Les ateliers d’écriture d’Anne Kail, Joyeux Noël !

Avec un ou deux textes inspirés, je vous souhaite de passer un très bon Noël  !

Sapin de Noël !

Voici deux citations que j’ai trouvées dans le Journal La Croix du 25 décembre 2015 https://www.la-croix.com/Culture/Livres-Idees/Livres/Quand-la-litterature-celebre-Noel-2015-12-25-1396947




« L’homme se relevait et allait s’en aller lorsqu’il aperçut au fond, à l’écart, dans le coin le plus obscur de l’âtre, un autre objet.Il regarda, et reconnut un sabot, un affreux sabot de bois le plus grossier, à demi brisé et tout couvert de cendre et de boue desséchée. C’était le sabot de Cosette. Cosette, avec cette touchante confiance des enfants qui peut être trompée toujours sans se décourager jamais, avait mis, elle aussi, son sabot dans la cheminée. C’est une chose sublime et douce que l’espérance dans un enfant qui n’a jamais connu que le désespoir. Il n’y avait rien dans ce sabot. L’étranger fouilla dans son gilet, se courbaet mit dans le sabot de Cosette un louis d’or. Puis il regagna sa chambre à pas de loup. »
Victor Hugo, Les Misérables



« J’avais complètement oublié la religion et j’étais à son égard d’un e ignorance de sauvage. (…) Tel était le malheureux enfant qui, le 25 décembre 1886, se rendit à Notre-Dame de Paris pour y suivre les offices de Noël. Je commençais alors à écrire et il me semblait que dans les cérémonies catholiques, considérées avec un dilettantisme supérieur, je trouverais un excitant approprié et la matière de quelques exercices décadents. C’est dans ces dispositions que, coudoyé et bousculé par la foule, j’assistai,avec un plaisir médiocre, à la grand’messe. Puis, n’ayant rien de mieux à faire, je revins aux vêpres. Les enfants de la maîtrise en robes blanches et les élèves du petit séminaire de Saint-Nicolas-du-Chardonnet qui les assistaient, étaient en train de chanter ce que je sus plus tard être le Magnificat. J’étais moi-même debout dans la foule, près du second pilier à l’entrée du chœur à droite du côté de la sacristie. Et c’est alors que se produisit l’événement qui domine toute ma vie. En un instant mon cœur fut touché et je crus. Je crus, d’une telle force d’adhésion, d’un tel soulèvement de tout mon être, d’une conviction si puissante, d’une telle certitude ne laissant place à aucune espèce de doute, que, depuis, tous les livres, tous les raisonnements, tous les hasards d’une vie agitée, n’ont pu ébranler ma foi, ni, à vrai dire, la toucher. J’avais eu tout à coup le sentiment déchirant de l’innocence, l’éternelle enfance de Dieu, une révélation ineffable. »
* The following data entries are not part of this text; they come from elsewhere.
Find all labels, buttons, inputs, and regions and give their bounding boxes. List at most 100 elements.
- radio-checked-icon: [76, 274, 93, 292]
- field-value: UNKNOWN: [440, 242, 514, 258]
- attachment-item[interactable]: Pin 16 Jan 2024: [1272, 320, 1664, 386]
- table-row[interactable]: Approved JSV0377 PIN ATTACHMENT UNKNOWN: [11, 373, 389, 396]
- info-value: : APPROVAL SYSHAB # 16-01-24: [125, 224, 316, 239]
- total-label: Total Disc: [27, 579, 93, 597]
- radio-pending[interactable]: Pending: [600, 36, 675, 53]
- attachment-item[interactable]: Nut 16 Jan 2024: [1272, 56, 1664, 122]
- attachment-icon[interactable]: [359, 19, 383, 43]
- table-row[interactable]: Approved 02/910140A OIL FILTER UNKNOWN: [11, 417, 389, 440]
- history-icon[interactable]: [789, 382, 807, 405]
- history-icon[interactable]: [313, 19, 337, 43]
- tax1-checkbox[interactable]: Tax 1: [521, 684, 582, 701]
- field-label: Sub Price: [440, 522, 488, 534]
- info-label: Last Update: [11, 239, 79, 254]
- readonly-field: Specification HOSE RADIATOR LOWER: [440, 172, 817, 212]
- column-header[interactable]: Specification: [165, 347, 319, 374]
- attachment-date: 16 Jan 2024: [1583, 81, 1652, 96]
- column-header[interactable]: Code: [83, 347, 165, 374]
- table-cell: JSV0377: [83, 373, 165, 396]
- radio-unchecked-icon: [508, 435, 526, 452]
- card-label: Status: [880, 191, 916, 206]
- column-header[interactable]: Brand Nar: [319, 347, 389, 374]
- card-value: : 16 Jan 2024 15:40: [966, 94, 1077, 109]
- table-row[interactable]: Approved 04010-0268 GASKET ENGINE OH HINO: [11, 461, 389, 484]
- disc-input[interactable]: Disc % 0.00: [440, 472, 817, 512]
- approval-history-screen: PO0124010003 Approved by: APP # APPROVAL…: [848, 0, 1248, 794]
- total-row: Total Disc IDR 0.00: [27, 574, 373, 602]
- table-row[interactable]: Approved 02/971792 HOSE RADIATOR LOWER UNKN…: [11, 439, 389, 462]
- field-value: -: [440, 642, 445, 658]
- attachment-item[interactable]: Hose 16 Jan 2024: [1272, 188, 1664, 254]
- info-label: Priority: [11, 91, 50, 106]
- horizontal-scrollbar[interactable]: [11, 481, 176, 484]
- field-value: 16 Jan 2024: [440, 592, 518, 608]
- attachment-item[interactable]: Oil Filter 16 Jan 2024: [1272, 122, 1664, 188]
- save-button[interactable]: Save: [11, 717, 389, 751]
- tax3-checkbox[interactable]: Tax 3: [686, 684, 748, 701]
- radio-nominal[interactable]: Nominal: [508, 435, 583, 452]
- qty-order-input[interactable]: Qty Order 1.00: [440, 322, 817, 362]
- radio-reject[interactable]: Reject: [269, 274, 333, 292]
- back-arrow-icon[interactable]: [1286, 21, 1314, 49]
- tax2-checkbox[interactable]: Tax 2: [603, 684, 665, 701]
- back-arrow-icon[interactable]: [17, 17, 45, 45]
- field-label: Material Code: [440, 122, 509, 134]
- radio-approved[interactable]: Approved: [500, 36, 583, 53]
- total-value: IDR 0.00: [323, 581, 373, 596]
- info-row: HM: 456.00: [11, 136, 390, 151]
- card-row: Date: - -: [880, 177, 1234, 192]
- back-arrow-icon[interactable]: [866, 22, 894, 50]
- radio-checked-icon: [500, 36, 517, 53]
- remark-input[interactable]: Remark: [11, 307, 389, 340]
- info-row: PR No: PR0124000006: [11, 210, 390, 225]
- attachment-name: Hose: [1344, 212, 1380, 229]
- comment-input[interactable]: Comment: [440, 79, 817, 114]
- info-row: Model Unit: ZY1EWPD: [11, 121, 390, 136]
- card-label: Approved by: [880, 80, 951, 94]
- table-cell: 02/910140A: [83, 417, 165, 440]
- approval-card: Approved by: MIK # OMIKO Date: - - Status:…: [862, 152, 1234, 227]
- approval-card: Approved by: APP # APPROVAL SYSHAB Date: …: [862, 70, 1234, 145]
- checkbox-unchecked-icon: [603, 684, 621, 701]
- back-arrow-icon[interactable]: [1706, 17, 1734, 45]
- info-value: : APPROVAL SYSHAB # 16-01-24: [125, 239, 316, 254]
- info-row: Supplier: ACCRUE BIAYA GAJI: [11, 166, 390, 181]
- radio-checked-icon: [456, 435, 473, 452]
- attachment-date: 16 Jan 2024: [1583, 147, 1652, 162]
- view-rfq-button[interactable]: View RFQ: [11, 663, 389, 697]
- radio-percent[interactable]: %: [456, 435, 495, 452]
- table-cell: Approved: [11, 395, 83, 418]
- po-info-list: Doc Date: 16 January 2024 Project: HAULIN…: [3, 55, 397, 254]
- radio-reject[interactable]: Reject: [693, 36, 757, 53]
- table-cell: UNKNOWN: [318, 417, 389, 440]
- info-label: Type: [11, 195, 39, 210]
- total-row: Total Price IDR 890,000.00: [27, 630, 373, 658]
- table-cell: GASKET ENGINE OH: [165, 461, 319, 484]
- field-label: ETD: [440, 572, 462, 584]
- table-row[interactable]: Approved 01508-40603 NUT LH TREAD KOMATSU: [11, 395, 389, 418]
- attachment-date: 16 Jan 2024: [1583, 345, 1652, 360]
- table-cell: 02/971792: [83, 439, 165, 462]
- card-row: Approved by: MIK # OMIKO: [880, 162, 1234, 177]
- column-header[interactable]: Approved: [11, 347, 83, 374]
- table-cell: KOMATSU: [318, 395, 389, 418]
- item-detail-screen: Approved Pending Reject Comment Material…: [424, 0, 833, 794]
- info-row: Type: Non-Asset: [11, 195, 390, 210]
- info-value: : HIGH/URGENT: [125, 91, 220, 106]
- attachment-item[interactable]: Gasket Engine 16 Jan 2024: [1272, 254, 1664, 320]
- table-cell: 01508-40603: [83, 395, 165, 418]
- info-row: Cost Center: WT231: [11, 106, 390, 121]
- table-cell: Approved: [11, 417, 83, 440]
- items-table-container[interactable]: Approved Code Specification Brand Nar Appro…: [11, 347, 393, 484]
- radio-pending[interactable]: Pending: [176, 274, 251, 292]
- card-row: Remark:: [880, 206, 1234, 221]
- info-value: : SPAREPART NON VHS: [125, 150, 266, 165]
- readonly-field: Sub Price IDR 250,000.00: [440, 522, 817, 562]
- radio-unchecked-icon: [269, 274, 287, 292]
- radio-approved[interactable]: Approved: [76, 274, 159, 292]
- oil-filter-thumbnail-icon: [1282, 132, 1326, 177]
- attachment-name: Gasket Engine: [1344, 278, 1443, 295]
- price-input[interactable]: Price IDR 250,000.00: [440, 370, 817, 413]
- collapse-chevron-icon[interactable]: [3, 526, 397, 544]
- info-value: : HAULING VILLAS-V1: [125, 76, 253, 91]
Claudel Dans Contacts et Circonstances paru en 1940, l’auteur du Soulier de Satin et de L’Échange raconte la révélation mystique qui conduisit à son retour à la religion un 25 décembre 1886.

Je vous souhaite à tous un TRÈS BON NOEL !

Noël !

Et comme d’habitude pour me contacter : anne.kail@free.fr

Commentaires 1

  • merci Anne de ces 2 textes, surtout émouvant pour le 1er.
    je te souhaite les plus belles fêtes possibles.
    Mon écriture est en suspens pour le moment, les paquets-cadeaux s’amoncellent pour nos 11 petits-enfants, quelle joie de les réunir.
    ce repos épistolaire sera j’en suis sure profitable pour l’année prochaine, avec un regard tout neuf sur mes données accumulées ,…………………

    Joyeux Noel et Bonne Année

    Bises
    Christiane

    PS : et bravo pour ce site « communiquant ».